I remember Saturday mornings waking up and turning on the TV to watch the time block dedicated to animated kids shows. This nostalgia is part of the appeal, yet as I begrudgingly became an adult it is the simple ridiculous moments mixed with the infallibility of the cartoons pliable nature. It mutated into a way to accept the crazy in life and instead of crying at life’s inconveniences, I would belt out a roaring laugh at the absurdity of it all.
Here are my Top Five favorite cartoons of all time.
Bob’s Burgers is my favorite. I enjoy the family dynamic and the similarity of the comedic family situation. It’s the regular dysfunction that really appeals to me. — Streaming on Hulu and HBO Max.
Archer is my second favorite. I love that egomaniac narcissist of Archer and how the spy game transitions into dream worlds and the Archer series reinvents itself almost in the middle of the series and still has the same characters you love, but new and different versions are explored. The series has brief moments where you get a glimpse of Archer as a reflective and deep individual before seconds pass and he’s back to being the center of his own universe.— Streaming on Hulu.

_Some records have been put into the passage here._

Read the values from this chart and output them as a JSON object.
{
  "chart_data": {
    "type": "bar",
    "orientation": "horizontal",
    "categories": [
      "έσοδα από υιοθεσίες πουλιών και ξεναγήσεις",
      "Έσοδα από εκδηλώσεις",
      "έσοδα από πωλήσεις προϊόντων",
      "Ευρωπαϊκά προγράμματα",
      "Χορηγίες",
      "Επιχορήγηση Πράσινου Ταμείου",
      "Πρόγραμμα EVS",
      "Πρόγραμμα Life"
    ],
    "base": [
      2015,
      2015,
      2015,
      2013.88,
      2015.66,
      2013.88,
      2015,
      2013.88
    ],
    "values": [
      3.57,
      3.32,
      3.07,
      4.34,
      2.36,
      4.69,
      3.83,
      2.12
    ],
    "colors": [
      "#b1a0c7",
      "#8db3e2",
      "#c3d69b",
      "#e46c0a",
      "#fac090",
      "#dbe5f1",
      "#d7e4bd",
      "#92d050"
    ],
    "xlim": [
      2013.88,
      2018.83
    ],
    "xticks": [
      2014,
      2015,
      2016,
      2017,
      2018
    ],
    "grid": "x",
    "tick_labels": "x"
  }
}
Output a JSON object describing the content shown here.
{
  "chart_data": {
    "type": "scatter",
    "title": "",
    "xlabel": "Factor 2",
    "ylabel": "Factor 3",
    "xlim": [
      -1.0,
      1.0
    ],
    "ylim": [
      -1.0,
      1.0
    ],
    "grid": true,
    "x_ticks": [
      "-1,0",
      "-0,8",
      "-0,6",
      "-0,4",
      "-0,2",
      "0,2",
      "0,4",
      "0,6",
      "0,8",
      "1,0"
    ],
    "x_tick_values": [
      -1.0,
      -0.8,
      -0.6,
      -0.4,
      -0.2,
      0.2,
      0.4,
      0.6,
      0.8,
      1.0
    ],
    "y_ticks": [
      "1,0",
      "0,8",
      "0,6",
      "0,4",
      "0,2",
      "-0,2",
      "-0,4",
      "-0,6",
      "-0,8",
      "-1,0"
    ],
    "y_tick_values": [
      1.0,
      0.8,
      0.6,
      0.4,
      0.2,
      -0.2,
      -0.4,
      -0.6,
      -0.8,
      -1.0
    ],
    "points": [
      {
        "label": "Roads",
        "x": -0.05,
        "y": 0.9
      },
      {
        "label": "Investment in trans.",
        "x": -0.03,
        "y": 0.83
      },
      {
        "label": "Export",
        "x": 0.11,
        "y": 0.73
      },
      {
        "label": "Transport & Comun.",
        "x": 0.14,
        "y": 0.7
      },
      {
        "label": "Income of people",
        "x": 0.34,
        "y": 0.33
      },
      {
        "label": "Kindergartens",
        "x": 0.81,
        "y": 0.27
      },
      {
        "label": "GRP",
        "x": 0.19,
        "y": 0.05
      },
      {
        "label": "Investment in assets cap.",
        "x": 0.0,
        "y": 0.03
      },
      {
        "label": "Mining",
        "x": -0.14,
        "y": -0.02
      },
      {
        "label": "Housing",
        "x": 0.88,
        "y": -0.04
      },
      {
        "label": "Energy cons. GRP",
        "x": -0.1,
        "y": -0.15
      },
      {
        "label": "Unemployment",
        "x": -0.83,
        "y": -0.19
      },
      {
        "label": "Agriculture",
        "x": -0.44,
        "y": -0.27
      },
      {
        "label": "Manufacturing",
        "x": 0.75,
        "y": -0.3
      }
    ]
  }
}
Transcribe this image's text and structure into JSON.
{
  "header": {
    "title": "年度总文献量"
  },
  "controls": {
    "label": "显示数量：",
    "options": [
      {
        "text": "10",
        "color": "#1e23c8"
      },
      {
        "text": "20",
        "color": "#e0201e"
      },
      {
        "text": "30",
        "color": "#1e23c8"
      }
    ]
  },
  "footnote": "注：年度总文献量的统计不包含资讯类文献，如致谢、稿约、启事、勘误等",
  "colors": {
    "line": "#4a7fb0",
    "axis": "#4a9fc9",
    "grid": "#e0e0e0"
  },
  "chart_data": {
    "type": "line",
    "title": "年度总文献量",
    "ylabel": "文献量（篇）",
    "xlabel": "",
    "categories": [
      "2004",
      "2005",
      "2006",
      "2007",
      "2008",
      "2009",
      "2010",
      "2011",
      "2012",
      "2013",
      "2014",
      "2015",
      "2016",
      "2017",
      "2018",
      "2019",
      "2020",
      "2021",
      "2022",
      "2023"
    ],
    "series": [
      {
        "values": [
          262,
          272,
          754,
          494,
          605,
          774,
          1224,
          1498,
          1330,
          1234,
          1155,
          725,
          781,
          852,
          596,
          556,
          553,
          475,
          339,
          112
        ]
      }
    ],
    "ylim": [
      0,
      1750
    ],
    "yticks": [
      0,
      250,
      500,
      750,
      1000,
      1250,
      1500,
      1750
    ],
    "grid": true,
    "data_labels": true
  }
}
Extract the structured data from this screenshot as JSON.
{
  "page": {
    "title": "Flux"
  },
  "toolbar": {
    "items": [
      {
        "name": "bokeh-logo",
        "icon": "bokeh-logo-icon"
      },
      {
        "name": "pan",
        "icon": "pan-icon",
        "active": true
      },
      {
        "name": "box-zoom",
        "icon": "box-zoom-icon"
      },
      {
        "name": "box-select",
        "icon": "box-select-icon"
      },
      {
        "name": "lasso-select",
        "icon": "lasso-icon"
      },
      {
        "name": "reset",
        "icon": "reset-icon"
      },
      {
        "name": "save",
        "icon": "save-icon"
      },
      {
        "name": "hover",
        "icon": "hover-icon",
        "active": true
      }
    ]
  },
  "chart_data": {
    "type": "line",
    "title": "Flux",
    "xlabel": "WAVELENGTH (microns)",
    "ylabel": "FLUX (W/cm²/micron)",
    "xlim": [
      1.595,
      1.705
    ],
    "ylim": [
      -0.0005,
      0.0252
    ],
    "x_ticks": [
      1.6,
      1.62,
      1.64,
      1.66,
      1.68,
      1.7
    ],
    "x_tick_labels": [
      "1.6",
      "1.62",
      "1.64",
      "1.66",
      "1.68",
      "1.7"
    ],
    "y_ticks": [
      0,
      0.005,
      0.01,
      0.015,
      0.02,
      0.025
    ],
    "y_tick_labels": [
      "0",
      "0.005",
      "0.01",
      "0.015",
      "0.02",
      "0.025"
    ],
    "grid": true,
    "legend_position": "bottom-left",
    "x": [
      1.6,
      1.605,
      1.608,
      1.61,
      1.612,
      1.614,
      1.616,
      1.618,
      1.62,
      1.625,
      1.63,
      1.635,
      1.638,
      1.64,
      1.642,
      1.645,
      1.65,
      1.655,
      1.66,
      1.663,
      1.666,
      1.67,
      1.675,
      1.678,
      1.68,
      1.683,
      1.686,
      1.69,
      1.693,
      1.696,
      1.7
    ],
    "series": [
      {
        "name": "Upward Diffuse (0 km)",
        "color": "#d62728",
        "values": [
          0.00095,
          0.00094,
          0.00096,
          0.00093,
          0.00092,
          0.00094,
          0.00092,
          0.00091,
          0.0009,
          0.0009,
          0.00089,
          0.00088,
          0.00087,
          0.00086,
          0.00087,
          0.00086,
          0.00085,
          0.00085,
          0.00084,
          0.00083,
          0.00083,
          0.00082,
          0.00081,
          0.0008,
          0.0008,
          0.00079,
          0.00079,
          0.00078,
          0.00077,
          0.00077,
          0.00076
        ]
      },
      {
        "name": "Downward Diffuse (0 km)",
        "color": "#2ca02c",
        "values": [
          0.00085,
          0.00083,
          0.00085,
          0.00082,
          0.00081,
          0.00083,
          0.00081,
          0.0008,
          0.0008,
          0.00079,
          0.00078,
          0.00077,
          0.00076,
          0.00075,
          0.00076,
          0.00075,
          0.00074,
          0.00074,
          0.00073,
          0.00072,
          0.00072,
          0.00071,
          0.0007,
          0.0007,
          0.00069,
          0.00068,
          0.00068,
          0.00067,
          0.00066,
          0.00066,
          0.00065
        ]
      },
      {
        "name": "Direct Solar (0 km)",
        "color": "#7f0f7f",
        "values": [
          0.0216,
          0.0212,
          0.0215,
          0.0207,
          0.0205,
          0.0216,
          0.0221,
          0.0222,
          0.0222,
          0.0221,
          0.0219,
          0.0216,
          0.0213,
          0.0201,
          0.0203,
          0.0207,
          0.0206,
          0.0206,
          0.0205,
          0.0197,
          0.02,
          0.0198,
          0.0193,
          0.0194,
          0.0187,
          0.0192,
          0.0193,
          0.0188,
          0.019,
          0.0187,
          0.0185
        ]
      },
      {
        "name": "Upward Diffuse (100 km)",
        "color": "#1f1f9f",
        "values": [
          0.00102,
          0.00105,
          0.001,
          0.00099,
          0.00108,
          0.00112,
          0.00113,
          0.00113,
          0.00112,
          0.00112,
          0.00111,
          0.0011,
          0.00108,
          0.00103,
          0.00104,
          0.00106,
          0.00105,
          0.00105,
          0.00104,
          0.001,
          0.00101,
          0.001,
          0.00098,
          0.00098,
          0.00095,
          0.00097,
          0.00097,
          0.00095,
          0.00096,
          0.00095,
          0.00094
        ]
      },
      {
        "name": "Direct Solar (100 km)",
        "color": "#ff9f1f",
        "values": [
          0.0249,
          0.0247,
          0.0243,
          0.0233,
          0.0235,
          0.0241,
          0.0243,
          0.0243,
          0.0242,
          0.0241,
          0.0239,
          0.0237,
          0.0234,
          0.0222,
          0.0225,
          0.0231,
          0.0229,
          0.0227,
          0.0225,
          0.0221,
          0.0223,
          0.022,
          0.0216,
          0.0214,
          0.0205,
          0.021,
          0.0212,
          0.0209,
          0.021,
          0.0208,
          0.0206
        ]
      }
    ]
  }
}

Futurama is my stand by, when I am feeling down and that overwhelming feeling that the future is bleak takes over, I pop on Futurama. I love Futurama’s ability to make me laugh at tragedy. It is one of the best gifts. The nature of cartoons is varied and sometimes violent but the cartoon is an impossible fragment of imagination that can’t simply die. I love the prediction of future events and how bizarre and hilarious the solutions are to the missions the crew of Futurama take. — Streaming on Hulu.
Squidbillies is one of the weirdest cartoons created. It isn’t for everyone. The backwater humor is only funny because you know some undesirable rabble probably actually said it. I love it, mostly because I grew up with people in my family who embodied the characters of the family of squids. I guess family dysfunction is something I find fascinating because many of the cartoons I love play it out in some way. I love the monster trucks and the huge trucker hat that the main character wears and the mullet on a squid is just comedy gold. Raunchy sometimes and not for the faint of heart. — Streaming on Hulu and HBO Max.
5.King of the Hill
King of the Hill was never a favorite when I was a teen but as I got older I realized that I was missing the key component to appreciating this series — its dry humor. It’s the fact that it shouldn’t be funny because it wasn’t a joke but the characters’ roles make the series a comedy winner. It illustrates the generational divides and allows the audience to view the everyday situations of Hank, a type A man who loves his son but doesn’t understand him. He loves his father and respects him but is treated by his father like he regretfully claims him. It was a reality show without live action and much better writing. He now lives in the same suburban Texas neighborhood as his friends from high school.
Hank very much tries to be a man’s man, but life shows him that he has to duck and weave if he wants to have a deep connection to his son. — Streaming on Hulu.